Amazon earlier this April addressed a essential vulnerability in its Kindle e-book reader platform that might have been probably exploited to take full management over a consumer’s machine, ensuing within the theft of delicate info by simply deploying a malicious e-book.
“By sending Kindle customers a single malicious e-book, a menace actor might have stolen any info saved on the machine, from Amazon account credentials to billing info,” Yaniv Balmas, head of cyber analysis at Verify Level, stated in an emailed assertion. “The safety vulnerabilities enable an attacker to focus on a really particular viewers.”
In different phrases, if a menace actor needed to single out a selected group of individuals or demographic, it is attainable for the adversary to decide on a preferred e-book in a language or dialect that is broadly spoken among the many group to tailor and orchestrate a extremely focused cyber assault.
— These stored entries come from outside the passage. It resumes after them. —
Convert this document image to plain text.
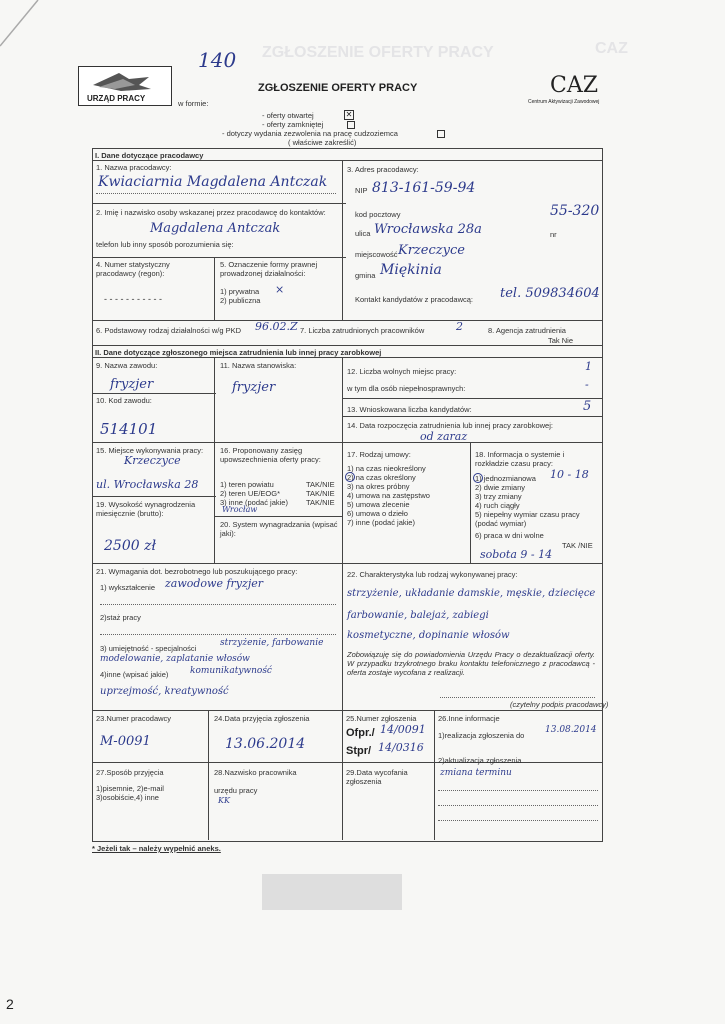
ZGŁOSZENIE OFERTY PRACY	CAZ
140
URZĄD PRACY
w formie:
ZGŁOSZENIE OFERTY PRACY	CAZ
Centrum Aktywizacji Zawodowej
- oferty otwartej	✕
- oferty zamkniętej
- dotyczy wydania zezwolenia na pracę cudzoziemca
( właściwe zakreślić)
I. Dane dotyczące pracodawcy
1. Nazwa pracodawcy:
Kwiaciarnia Magdalena Antczak
2. Imię i nazwisko osoby wskazanej przez pracodawcę do kontaktów:
Magdalena Antczak
telefon lub inny sposób porozumienia się:
3. Adres pracodawcy:
NIP 813-161-59-94
kod pocztowy	55-320
ulica Wrocławska 28a	nr
miejscowość Krzeczyce
gmina Miękinia
Kontakt kandydatów z pracodawcą: tel. 509834604
4. Numer statystyczny pracodawcy (regon):
- - - - - - - - - - -
5. Oznaczenie formy prawnej prowadzonej działalności:
1) prywatna ×
2) publiczna
6. Podstawowy rodzaj działalności w/g PKD 96.02.Z 7. Liczba zatrudnionych pracowników	2	8. Agencja zatrudnienia
Tak Nie
II. Dane dotyczące zgłoszonego miejsca zatrudnienia lub innej pracy zarobkowej
9. Nazwa zawodu:
fryzjer
10. Kod zawodu:
514101
11. Nazwa stanowiska:
fryzjer
12. Liczba wolnych miejsc pracy:	1
w tym dla osób niepełnosprawnych:	-
13. Wnioskowana liczba kandydatów:	5
14. Data rozpoczęcia zatrudnienia lub innej pracy zarobkowej:
od zaraz
15. Miejsce wykonywania pracy:
Krzeczyce
ul. Wrocławska 28
19. Wysokość wynagrodzenia miesięcznie (brutto):
2500 zł
16. Proponowany zasięg upowszechnienia oferty pracy:
1) teren powiatu	TAK/NIE
2) teren UE/EOG*	TAK/NIE
3) inne (podać jakie) TAK/NIE
Wrocław
20. System wynagradzania (wpisać jaki):
17. Rodzaj umowy:
1) na czas nieokreślony
2) na czas określony
3) na okres próbny
4) umowa na zastępstwo
5) umowa zlecenie
6) umowa o dzieło
7) inne (podać jakie)
18. Informacja o systemie i rozkładzie czasu pracy:
1) jednozmianowa 10 - 18
2) dwie zmiany
3) trzy zmiany
4) ruch ciągły
5) niepełny wymiar czasu pracy (podać wymiar)
6) praca w dni wolne
TAK /NIE
sobota 9 - 14
21. Wymagania dot. bezrobotnego lub poszukującego pracy:
1) wykształcenie zawodowe fryzjer
2)staż pracy
3) umiejętność - specjalności
strzyżenie, farbowanie
modelowanie, zaplatanie włosów
4)inne (wpisać jakie) komunikatywność
uprzejmość, kreatywność
22. Charakterystyka lub rodzaj wykonywanej pracy:
strzyżenie, układanie damskie, męskie, dziecięce
farbowanie, balejaż, zabiegi
kosmetyczne, dopinanie włosów
Zobowiązuję się do powiadomienia Urzędu Pracy o dezaktualizacji oferty. W przypadku trzykrotnego braku kontaktu telefonicznego z pracodawcą - oferta zostaje wycofana z realizacji.
(czytelny podpis pracodawcy)
23.Numer pracodawcy
M-0091
24.Data przyjęcia zgłoszenia
13.06.2014
25.Numer zgłoszenia
Ofpr./ 14/0091
Stpr/ 14/0316
26.Inne informacje
1)realizacja zgłoszenia do
13.08.2014
2)aktualizacja zgłoszenia
zmiana terminu
27.Sposób przyjęcia
1)pisemnie, 2)e-mail 3)osobiście,4) inne
28.Nazwisko pracownika
urzędu pracy
KK
29.Data wycofania zgłoszenia
* Jeżeli tak – należy wypełnić aneks.
2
Assaults exploiting the flaw begin by sending a malicious e-book to an meant sufferer, who, upon opening the e-book, triggers the an infection sequence sans any interplay, permitting the unhealthy actor to delete the consumer’s library, acquire full entry to the Amazon account, or convert the Kindle right into a bot for placing different units within the goal’s native community.
|Heap overflow vulnerability within the JBIG2Globals decoding algorithm|
The issue resides within the firmware’s e-book parsing framework, particularly within the implementation related to how PDF paperwork are opened, allowing an attacker to execute a malicious payload on the machine.
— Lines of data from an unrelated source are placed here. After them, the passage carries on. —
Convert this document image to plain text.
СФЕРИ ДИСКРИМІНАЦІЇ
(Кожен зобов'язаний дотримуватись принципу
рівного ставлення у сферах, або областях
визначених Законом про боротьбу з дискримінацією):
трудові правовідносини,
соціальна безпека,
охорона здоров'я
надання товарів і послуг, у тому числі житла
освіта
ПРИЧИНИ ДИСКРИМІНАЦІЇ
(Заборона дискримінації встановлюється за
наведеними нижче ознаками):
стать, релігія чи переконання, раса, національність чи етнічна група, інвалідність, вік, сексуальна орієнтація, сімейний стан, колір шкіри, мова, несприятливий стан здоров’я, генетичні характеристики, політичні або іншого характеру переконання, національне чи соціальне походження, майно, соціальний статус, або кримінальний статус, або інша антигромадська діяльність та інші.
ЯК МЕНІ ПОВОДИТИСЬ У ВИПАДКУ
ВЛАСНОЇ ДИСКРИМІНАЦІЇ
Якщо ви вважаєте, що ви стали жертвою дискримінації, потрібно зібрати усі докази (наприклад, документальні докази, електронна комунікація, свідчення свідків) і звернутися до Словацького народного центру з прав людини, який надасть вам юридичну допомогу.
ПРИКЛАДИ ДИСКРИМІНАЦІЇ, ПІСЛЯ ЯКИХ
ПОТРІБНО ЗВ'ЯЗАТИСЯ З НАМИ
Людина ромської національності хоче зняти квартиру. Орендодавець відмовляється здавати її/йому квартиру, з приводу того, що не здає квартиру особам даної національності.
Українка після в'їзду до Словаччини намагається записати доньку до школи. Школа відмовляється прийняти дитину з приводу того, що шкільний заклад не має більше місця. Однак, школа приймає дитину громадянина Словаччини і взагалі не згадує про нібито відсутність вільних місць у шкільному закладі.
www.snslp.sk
That is made attainable, because of a heap overflow vulnerability within the PDF rendering perform (CVE-2021-30354), which could be leveraged to achieve arbitrary write primitive, and a neighborhood privilege escalation flaw within the Kindle software supervisor service (CVE-2021-30355) that permits the menace actor to chain the 2 flaws to run malware-laced code as a root consumer.
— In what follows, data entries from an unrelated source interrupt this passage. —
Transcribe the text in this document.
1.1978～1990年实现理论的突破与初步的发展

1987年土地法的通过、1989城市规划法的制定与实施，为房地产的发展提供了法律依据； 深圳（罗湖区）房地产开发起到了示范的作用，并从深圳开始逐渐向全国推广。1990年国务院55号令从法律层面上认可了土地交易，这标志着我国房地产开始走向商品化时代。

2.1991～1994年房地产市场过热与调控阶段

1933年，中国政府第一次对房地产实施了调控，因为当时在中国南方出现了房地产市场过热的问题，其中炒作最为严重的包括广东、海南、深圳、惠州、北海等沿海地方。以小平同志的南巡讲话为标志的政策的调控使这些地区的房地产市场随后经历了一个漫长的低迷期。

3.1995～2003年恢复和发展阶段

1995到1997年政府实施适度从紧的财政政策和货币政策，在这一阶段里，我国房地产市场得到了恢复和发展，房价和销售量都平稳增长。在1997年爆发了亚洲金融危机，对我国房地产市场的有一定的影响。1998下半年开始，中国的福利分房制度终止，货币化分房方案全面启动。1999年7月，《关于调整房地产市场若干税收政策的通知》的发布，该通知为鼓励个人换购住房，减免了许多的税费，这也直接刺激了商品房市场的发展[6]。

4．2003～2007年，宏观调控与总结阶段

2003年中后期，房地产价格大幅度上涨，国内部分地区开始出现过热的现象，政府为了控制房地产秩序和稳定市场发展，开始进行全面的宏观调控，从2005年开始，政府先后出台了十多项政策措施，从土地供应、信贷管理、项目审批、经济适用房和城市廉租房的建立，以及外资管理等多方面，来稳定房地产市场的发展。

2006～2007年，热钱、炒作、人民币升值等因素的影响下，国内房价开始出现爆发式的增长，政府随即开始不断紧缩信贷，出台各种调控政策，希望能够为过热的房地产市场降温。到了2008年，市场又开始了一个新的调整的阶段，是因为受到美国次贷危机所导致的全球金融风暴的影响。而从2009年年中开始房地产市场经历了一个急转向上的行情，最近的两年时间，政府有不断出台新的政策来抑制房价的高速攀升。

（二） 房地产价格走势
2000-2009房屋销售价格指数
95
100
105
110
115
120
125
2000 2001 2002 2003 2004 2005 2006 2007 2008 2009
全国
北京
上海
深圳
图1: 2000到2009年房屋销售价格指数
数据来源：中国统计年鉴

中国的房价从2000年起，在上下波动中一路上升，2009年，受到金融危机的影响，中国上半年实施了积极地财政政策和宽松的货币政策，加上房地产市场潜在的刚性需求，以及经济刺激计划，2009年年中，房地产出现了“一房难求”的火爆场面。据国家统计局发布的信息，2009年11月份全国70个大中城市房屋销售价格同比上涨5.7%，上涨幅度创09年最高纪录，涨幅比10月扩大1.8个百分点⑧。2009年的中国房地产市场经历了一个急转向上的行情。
Earlier this January, Amazon mounted comparable weaknesses — collectively named “KindleDrip” — that might have allowed an attacker to take management of victims’ units by delivering a malicious e-book to the targets and make unauthorized purchases.
“Kindle, like different IoT units, are sometimes regarded as innocuous and disregarded as safety dangers,” Balmas stated. “These IoT units are weak to the identical assaults as computer systems. Everybody ought to pay attention to the cyber dangers in utilizing something linked to the pc, particularly one thing as ubiquitous as Amazon’s Kindle.”